Desigualdade de gênero nas especialidades médicas


Segunda a Demografia Médica do ano de 2020, os homens representavam 53,4% da população de médicos e as mulheres, 46,6%. Há cinco anos, na pesquisa de 2015, médicos homens somavam 57,5% do total, e as médicas, 42,5%. Já em 1990, as mulheres eram 30,8%. Dessa forma, é possível perceber que existe uma crescente inserção das mulheres no campo médico, fato que deve ser muito comemorado e celebrado.


Apesar disso, é importante analisar e refletir sobre esses dados com um olhar crítico... E quando fazemos isso, é possível perceber que o aumento do número de mulheres ingressando na medicina não necessariamente acompanha um evolução no quesito da desigualdade de gênero nesse meio.


Pensando nisso, a coluna dessa semana veio trazer a questão da desigualdade de gênero nas especialidades médicas.


Você sabe quais especialidades que apresentam mais mulheres do que homens?
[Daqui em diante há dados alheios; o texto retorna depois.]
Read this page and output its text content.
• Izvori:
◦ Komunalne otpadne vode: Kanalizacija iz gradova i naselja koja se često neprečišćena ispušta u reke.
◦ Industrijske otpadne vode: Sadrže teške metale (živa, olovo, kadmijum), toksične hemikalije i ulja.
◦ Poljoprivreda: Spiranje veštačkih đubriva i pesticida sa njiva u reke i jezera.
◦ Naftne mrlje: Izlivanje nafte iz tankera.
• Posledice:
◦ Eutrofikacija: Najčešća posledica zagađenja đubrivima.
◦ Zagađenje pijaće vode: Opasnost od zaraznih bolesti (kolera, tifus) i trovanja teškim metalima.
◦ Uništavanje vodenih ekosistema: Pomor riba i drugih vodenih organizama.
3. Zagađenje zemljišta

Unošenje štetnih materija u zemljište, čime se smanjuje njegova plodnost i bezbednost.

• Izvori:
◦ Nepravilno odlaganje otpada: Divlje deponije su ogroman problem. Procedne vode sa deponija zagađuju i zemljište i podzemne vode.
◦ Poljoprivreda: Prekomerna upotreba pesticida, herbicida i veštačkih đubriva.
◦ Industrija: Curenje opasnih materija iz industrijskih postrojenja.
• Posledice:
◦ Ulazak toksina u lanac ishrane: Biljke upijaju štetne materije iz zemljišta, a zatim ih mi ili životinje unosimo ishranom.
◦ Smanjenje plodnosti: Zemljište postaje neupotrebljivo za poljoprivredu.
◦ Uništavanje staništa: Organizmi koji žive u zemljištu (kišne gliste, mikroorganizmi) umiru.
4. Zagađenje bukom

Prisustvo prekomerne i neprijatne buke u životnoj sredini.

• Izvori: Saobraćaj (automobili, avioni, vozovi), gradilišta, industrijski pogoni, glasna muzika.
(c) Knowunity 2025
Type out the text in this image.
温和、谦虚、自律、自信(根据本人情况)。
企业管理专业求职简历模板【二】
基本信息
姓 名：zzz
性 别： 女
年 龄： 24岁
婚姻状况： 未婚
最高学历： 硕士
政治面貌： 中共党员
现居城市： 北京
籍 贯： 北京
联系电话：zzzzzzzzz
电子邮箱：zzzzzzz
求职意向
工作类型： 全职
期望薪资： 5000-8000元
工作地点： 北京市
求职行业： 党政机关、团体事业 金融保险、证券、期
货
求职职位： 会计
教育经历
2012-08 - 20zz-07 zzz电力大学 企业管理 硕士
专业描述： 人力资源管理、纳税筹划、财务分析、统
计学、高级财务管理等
Sabe como a desigualdade de gênero pode ser expressa em decorrência desse fenômeno?


Vamos entender...


Duas especialidades que apresentam maior concentração de mulheres são a Pediatria e a Ginecologia e Obstetrícia.


Nessas especialidades foi possível perceber que a partir do momento que as mulheres médicas estão se tornando sobrerrepresentadas, esse fenômeno parece estar associado com um declínio relativo nos ganhos para médicos dessas especialidades ao longo do tempo. Com isso, é possível perceber que o processo de "feminização" dessas especialidades trás um processo de desvalorização salarial.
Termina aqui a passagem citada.